Here's Sue's own synopsis of the main themes of her lecture, taken from her website:
The act of entering cyberspace was, along with the entering of outer space, one of the most profound experiences of the twentieth century. In 1969, humans landed first "on" the moon (July), and then "in" cyberspace (September) with the connection of the first two nodes of the internet. Today the mountains of the Moon remain neglected and unexplored, but cyberspace has evolved into a deeply familiar habitat whose geography has been shaped by those who built and used it. This lecture will explore the evolution of the landscape of cyberspace from its creation as an unpopulated wilderness through its exploration, colonisation, cultivation, settlement and growth, and offers some predictions for the future of this most exotic place.

Rather than paraphrase or summarise the whole lecture (succinct as it was, lasting hardly more than 35 minutes), I advise you to follow this link to the slides. I'll pick up on a few things that were of special interest to me though.

It's hardly possible to discuss the future of cyberspace without reviewing its past and considering how it’s come to its present situation. To this end, we kick off with a fascinating video, The Internet of Things. In her review of the past and present of cyberspace (the realm we enter when we connect to the internet), Sue pays special attention to its relationship with nature. As the lecture progresses, this becomes her central concern. There’s long been an assumption that one is opposed to the other, that the virtual world and the natural world are mutually exclusive – an assumption Sue tests out in different ways at various points this evening.

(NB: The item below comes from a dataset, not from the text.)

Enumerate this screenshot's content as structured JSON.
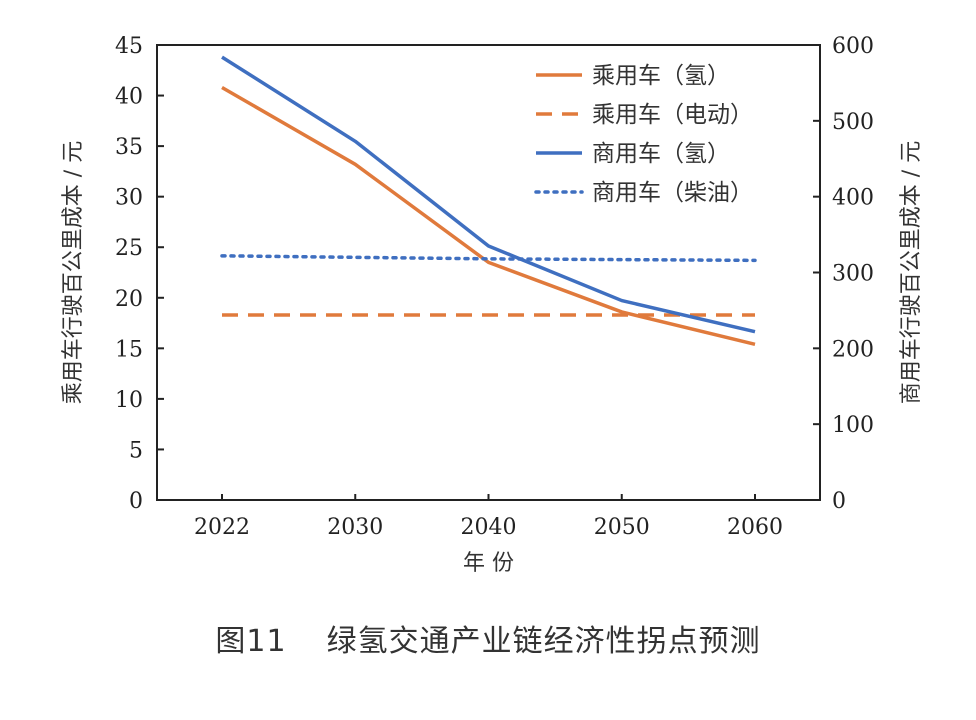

Sue highlights how the metaphors we use to talk about cyberspace (and our experience of it) are so frequently drawn from nature. This is of special interest to me as it connects with Lackoff & Johnson's Metaphors We Live By (1980) a book that I've long found influential. But natural things don’t naturally belong in cyberspace. We put them there because we want them to be there - and this is a function of biophilia (definition: “The innate tendency to focus on life and lifelike processes” E.O. Wilson, 1984).

Biophilia is not just aesthetically pleasing. It soothes us in cyberspace. Sue extends Wilson's definition to the new term, technobiophilia: “The innate tendency to focus on life and lifelike processes as they appear in cyberspace.

Sue leaves us with a vision of the future of cyberspace involving, at the very least, not seeing it as being oppositional to nature. Being connected to one doesn’t necessarily mean being disconnected from the other - indeed the only viable future for both involves reinforcing that relationship, which might take us down some unusual and unpredictable roads. This is illustrated with a weird and wonderful video, Philip Beesley's Hylozoic Ground. This term, hylozoism, is a new one to me: the philosophical point of view that all matter (including the universe as a whole) is in some sense alive. Now there’s food for thought!